Similarly, the analysis of outbreak strains from 1998 and 2008 revealed limited genetic variation despite the 10-year interval , suggesting strong selection pressure on genes important for virulence and persistence. Detailed examination of whether the yihY gene was conserved or variable between these outbreak strains could provide insights into its role in pathogenicity.

What role might Salmonella agona UPF0761 membrane protein yihY play in antibiotic resistance mechanisms?

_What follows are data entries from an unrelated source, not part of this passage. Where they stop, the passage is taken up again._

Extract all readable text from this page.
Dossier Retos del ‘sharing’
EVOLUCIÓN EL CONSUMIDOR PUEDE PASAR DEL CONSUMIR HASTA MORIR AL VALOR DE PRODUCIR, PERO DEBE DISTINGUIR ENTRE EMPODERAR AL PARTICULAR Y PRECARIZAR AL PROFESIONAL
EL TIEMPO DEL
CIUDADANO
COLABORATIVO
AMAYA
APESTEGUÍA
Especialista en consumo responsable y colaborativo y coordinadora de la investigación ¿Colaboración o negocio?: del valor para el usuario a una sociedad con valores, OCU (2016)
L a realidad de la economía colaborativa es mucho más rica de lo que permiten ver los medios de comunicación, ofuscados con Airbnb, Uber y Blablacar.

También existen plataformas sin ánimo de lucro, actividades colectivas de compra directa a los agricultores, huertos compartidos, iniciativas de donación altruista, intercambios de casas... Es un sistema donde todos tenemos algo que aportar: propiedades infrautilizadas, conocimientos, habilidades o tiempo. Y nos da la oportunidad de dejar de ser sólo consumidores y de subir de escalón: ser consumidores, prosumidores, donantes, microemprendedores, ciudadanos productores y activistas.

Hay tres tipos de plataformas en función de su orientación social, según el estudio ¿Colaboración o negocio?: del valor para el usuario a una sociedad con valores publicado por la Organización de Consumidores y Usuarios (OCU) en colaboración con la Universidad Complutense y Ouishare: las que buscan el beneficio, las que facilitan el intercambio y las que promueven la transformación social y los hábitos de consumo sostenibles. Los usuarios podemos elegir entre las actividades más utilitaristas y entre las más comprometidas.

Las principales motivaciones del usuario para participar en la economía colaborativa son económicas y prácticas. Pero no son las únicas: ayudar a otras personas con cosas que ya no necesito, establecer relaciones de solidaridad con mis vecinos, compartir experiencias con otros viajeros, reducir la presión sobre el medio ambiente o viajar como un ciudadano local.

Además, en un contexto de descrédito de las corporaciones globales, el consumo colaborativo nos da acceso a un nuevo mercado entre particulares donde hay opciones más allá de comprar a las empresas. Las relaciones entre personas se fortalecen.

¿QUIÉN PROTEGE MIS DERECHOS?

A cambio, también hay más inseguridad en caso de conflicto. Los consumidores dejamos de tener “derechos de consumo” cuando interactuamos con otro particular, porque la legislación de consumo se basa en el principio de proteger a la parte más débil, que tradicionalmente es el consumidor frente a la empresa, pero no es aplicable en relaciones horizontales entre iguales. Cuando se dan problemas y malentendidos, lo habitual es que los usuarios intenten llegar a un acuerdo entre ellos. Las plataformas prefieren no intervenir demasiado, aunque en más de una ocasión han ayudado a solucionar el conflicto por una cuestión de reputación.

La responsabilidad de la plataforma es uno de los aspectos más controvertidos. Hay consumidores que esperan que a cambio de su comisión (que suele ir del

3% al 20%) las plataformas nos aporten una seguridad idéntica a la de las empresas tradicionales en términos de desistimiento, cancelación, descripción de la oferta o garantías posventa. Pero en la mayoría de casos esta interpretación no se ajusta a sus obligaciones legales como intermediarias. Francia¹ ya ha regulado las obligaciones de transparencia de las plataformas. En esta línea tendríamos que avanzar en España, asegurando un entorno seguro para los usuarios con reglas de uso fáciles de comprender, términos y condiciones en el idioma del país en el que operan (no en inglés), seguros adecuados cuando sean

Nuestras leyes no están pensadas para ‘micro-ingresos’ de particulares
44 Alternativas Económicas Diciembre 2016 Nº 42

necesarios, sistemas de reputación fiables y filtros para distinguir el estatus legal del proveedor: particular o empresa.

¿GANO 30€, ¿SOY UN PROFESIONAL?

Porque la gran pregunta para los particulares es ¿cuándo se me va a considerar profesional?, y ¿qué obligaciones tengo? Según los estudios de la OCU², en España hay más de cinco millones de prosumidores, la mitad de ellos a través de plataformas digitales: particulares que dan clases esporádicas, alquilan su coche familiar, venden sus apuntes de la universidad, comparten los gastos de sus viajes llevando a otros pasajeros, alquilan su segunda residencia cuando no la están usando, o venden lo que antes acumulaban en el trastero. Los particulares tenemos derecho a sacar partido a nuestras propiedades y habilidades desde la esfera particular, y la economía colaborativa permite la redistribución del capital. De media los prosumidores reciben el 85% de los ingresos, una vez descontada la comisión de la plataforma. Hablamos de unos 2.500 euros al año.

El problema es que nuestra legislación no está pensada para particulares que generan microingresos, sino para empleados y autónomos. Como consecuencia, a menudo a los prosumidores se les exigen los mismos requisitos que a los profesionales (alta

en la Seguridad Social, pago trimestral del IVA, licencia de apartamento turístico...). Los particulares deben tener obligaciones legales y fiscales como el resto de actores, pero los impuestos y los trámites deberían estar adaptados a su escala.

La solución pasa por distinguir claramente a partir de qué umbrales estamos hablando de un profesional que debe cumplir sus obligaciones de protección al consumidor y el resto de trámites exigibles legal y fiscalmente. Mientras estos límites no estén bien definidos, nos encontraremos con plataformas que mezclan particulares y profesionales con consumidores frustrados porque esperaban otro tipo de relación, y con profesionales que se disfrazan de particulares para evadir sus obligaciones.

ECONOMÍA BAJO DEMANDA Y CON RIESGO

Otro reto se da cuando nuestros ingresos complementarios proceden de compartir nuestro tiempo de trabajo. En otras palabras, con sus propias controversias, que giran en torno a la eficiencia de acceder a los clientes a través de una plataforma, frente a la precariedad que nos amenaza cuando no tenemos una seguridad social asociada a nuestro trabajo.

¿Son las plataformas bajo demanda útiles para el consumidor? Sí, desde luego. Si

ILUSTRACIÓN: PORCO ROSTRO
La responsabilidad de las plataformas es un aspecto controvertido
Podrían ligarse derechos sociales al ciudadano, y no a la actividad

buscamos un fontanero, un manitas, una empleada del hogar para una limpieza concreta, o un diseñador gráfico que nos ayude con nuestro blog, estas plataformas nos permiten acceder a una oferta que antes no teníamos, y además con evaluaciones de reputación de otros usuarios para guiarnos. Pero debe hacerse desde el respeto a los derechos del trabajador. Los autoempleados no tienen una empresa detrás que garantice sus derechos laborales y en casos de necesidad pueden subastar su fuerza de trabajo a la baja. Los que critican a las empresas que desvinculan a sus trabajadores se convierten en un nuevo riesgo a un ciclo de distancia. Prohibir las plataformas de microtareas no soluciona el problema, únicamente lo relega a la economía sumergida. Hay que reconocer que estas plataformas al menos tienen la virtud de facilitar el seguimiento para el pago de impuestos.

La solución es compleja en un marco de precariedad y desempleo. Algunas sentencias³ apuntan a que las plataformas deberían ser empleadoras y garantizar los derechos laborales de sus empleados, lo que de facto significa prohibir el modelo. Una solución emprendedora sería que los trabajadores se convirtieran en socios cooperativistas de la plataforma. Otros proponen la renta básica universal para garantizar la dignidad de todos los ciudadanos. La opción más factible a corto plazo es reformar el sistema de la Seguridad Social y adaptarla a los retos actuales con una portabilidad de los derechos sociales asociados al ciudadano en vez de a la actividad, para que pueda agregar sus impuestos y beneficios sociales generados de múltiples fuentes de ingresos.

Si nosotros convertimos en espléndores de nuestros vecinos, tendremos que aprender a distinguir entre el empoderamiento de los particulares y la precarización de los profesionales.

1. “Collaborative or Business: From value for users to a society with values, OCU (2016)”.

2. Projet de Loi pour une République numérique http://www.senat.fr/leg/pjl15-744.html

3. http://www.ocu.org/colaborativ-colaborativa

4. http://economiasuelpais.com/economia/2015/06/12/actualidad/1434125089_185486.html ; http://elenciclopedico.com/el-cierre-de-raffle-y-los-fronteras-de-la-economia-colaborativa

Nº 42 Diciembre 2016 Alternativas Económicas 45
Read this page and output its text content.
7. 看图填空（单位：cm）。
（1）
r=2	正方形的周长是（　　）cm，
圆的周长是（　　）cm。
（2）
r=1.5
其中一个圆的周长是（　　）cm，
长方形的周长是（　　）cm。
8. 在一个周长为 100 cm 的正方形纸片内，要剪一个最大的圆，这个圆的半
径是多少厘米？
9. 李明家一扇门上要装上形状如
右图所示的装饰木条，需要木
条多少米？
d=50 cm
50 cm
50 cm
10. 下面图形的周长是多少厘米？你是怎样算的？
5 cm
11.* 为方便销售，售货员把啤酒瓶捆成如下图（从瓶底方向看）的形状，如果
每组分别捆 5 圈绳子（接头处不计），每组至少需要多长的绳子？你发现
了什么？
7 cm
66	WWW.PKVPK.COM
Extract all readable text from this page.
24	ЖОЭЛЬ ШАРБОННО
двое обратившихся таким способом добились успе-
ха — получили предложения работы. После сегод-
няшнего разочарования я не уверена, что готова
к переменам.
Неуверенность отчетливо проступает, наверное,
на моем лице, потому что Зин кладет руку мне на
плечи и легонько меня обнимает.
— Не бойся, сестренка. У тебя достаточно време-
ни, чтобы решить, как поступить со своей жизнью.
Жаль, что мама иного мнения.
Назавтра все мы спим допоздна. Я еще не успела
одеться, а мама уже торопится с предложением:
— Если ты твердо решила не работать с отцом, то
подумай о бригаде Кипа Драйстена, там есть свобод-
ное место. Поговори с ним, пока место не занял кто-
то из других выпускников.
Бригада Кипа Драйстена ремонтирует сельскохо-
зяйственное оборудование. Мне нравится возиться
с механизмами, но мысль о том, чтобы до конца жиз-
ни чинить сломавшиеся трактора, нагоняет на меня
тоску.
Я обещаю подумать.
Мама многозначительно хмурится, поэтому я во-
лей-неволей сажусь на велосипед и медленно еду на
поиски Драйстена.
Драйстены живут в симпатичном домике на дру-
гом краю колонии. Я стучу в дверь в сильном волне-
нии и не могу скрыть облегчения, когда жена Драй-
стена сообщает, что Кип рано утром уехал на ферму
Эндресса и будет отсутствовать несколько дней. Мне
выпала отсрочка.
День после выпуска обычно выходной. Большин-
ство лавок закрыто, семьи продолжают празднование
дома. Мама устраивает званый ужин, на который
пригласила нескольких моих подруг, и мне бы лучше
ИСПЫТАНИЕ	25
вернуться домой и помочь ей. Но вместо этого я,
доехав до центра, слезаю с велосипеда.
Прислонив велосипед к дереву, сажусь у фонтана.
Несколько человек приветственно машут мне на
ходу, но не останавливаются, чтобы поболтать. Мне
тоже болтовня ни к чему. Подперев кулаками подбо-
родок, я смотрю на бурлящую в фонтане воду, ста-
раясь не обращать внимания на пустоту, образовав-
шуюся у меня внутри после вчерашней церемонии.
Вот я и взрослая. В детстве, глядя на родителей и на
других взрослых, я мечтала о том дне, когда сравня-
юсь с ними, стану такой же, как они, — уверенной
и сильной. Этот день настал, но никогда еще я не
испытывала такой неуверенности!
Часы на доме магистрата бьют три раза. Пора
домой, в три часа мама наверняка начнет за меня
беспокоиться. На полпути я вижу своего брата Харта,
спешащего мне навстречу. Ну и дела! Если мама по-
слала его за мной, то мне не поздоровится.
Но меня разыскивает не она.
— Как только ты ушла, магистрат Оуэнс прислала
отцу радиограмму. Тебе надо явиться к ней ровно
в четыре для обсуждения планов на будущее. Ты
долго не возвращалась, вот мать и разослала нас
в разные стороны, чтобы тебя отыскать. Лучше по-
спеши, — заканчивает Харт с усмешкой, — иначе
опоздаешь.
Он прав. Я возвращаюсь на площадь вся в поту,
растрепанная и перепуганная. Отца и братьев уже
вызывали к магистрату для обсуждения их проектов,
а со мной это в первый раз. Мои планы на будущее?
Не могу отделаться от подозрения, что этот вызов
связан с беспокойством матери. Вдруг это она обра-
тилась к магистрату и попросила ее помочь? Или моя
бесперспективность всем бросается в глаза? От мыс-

The potential contribution of membrane proteins like yihY to antibiotic resistance mechanisms represents a critical research question that requires systematic investigation. While direct evidence for yihY's role in antibiotic resistance is not provided in the available search results, several methodological approaches can address this question:

• Expression Analysis in Resistant Strains:

  • Comparative transcriptomics between susceptible and resistant isolates

  • qRT-PCR quantification of yihY expression following antibiotic exposure

  • Western blot analysis to assess protein levels in response to antibiotic pressure

• Genetic Manipulation Studies:

  • Generation of yihY knockout mutants and assessment of antibiotic susceptibility profiles

  • Complementation studies to confirm phenotypic changes

  • Overexpression experiments to determine if elevated yihY levels affect resistance

• Structural and Functional Characterization:

  • Investigation of potential antibiotic binding sites within the yihY protein

  • Assessment of membrane permeability in wild-type versus yihY mutant strains

  • Efflux assays to determine if yihY participates in antibiotic efflux mechanisms

• Clinical Isolate Analysis:

  • Sequencing of yihY from clinical isolates with different resistance profiles

  • Correlation analysis between yihY sequence variations and resistance patterns

  • Temporal studies to track yihY evolution in response to antibiotic selection pressure

As a membrane protein, yihY could potentially contribute to antibiotic resistance through several mechanisms: alteration of membrane permeability, participation in efflux systems, or modification of cell envelope properties that affect antibiotic penetration. The protein's predicted transmembrane topology suggests potential roles in membrane organization that could influence antibiotic susceptibility.